Two new versions of ActiveMQ were deployed on the production broker network: 5.5 on November 29th and 5.5.1 on January 30/31st. The following changes were implemented with new versions:

  • Camel routes switched off, SAM to use wildcard subscriptions instead.
  • Automatic closing of inactive STOMP connections after one hour. Inactive connections were overloading brokers. Clients will reconnect automatically.

AUTH partner provided protected wiki pages with documentation and configuration description (https://trac.hellasgrid.gr/trac/broker-network.egi.eu/wiki/broker-network%20configuration).

GOCDB version 4.2 was released on November 25th. Major change in this version was scoping of sites and service endpoints into EGI and Local categories. Sites and service endpoints marked as being part of the EGI grid are exposed to the central operational tools while Local entities are not considered part of the EGI infrastructure. Detailed list of new features can be found in JRA1 section.

Two new versions of Operations portal were deployed in this quarter: 2.7 on November 9th and 2.8 on December 21st. Detailed list of new features can be found in JRA1 section. At the end of the quarter there were four NGI instances: NGI_BY, NGI_CZ, NGI_GRNET and NGI_IBERGRID. Decommission of the old CIC portal (cic.egi.eu) was postponed and is planned for the May 2012. List of operations tests was extended on January 2nd with the following tests:

  • org.nagios.BDII-Check
  • org.sam.CREMCE-DirectJobSubmit
  • hr.srce.LB-CertLifetime
  • hr.srce.MyProxy-Store
  • org.nagios.GridFTP-Check
  • org.sam.WMS-JobSubmit.

Operations portal team started testing transition from topic to virtual destination in order to improve synchronization between SAM instances and Operations portal.

One new versions of SAM was deployed in this quarter: SAM-Update15 on November 29th. At the end of the quarter following SAM/Nagios instances were in production:

  • 26 NGI instances covering 37 EGI partners
  • 2 ROC instances covering 2 EGI partners
  • 1 project instances covering 1 EGI partners
  • 3 external ROC instances covering the following regions: Canada, IGALC and LA.
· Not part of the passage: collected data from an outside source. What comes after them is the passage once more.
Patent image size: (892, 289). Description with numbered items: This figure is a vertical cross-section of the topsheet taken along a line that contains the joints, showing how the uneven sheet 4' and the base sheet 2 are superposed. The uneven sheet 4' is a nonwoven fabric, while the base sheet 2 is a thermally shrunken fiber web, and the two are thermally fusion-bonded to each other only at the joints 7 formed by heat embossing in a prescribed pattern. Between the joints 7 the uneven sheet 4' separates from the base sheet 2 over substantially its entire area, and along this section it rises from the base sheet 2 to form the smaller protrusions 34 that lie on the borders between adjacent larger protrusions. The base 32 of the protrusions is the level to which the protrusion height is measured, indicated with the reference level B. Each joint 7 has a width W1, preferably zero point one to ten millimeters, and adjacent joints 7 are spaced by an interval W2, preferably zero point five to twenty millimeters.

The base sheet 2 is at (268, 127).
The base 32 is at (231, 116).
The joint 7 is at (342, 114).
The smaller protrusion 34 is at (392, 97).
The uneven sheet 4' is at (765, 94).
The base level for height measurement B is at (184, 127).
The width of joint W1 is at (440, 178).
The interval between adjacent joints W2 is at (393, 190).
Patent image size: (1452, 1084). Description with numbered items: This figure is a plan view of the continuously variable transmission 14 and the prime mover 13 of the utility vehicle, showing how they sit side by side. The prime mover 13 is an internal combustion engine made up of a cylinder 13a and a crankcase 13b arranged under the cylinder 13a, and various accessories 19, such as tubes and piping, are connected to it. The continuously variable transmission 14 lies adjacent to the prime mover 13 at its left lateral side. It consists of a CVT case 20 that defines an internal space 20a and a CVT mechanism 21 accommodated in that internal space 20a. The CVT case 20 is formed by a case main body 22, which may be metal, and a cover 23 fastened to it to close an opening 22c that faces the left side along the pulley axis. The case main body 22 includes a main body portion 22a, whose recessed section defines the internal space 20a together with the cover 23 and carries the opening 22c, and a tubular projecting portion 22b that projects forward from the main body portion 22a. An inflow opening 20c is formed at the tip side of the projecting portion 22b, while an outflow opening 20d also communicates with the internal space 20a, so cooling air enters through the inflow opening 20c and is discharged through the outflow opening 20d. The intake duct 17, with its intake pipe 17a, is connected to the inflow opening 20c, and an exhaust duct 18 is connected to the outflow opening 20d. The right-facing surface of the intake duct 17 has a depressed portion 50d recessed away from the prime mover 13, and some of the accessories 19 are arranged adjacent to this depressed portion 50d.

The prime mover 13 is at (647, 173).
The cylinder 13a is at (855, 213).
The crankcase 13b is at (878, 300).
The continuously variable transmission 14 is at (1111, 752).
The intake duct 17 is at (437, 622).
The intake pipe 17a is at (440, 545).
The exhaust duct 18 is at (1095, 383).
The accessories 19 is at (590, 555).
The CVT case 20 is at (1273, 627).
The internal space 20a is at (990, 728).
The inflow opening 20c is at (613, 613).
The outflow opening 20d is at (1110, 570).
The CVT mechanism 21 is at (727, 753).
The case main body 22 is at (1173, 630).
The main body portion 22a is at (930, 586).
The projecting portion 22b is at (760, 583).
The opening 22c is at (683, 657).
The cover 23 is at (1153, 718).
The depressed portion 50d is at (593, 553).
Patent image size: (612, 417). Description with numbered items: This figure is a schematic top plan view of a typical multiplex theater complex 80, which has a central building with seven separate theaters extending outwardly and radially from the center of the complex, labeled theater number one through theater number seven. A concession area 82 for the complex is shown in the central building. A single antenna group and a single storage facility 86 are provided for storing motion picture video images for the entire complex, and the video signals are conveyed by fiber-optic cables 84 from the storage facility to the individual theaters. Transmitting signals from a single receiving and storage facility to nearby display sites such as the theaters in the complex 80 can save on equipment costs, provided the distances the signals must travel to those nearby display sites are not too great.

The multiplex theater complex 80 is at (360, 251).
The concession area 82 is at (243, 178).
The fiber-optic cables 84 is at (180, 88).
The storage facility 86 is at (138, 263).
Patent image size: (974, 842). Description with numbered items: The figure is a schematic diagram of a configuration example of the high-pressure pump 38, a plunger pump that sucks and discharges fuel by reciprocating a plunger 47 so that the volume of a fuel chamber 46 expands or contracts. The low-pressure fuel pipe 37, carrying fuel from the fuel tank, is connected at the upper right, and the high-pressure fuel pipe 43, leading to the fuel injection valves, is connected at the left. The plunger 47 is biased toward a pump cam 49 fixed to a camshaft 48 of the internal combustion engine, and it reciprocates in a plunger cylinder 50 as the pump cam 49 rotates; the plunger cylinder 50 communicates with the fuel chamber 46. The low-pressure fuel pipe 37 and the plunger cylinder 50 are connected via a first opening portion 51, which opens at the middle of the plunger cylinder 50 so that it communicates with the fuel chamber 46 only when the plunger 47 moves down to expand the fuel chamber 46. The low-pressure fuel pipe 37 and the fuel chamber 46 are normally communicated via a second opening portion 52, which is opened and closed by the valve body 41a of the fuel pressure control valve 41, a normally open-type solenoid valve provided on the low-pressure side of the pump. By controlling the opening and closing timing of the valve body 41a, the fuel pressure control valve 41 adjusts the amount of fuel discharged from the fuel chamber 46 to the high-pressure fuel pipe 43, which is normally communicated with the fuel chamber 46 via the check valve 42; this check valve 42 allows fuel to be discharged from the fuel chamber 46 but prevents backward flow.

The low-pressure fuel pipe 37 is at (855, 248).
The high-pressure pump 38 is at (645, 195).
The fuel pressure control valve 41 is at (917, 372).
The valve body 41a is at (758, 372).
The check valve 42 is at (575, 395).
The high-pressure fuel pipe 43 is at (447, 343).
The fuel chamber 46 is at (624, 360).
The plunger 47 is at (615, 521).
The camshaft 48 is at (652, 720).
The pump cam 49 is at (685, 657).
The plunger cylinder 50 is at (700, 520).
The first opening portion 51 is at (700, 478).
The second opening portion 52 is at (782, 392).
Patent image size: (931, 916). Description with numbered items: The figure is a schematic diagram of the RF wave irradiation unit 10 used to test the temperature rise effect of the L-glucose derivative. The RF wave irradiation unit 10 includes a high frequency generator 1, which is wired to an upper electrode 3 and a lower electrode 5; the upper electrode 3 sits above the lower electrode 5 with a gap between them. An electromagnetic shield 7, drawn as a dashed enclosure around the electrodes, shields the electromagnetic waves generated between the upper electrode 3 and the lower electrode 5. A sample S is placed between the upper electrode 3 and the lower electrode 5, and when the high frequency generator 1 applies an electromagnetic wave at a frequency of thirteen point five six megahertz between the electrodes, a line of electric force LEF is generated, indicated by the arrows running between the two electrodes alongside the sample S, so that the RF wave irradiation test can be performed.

Detailed list of SAM/Nagios instances can be found on the following page: SAM Instances.

3. Issues and Mitigation

Issue Description Mitigation Description
High availability of central operational tools is needed. GOCDB: dynamic loadbalancing DNS setup is provided for the address goc.egi.eu. Secondary instance in Fraunhofer institute is still being deployed. Delay is caused by the development and deployment of the new GOCDB version.
Monitoring of underperforming sites. COD team has proposed monitoring of availability and reliability of sites. In case of decreased A/R alarm would be raised against the site. Such approach would enable sites to correct A/R figures before the end of the month and stay within OLA thresholds. Discussions have started on defining implementation details.

4. Plans for the next period

The decommission of the old CIC Portal is planned for May 2012.

Security Dashboard will be released to production in the next quarter. VO Dashboard will be released to production between March and April 2012.

Deployment of the refactored Operations Dashboard is planned for April / May 2012.

Track and perform planned tests of failover configurations of centralized tools.

Deployment of the new SAM instance dedicated for monitoring operational tools with the new probes provided by operational tools developers.

Integration of DesktopGrids resources into EGI infrastructure.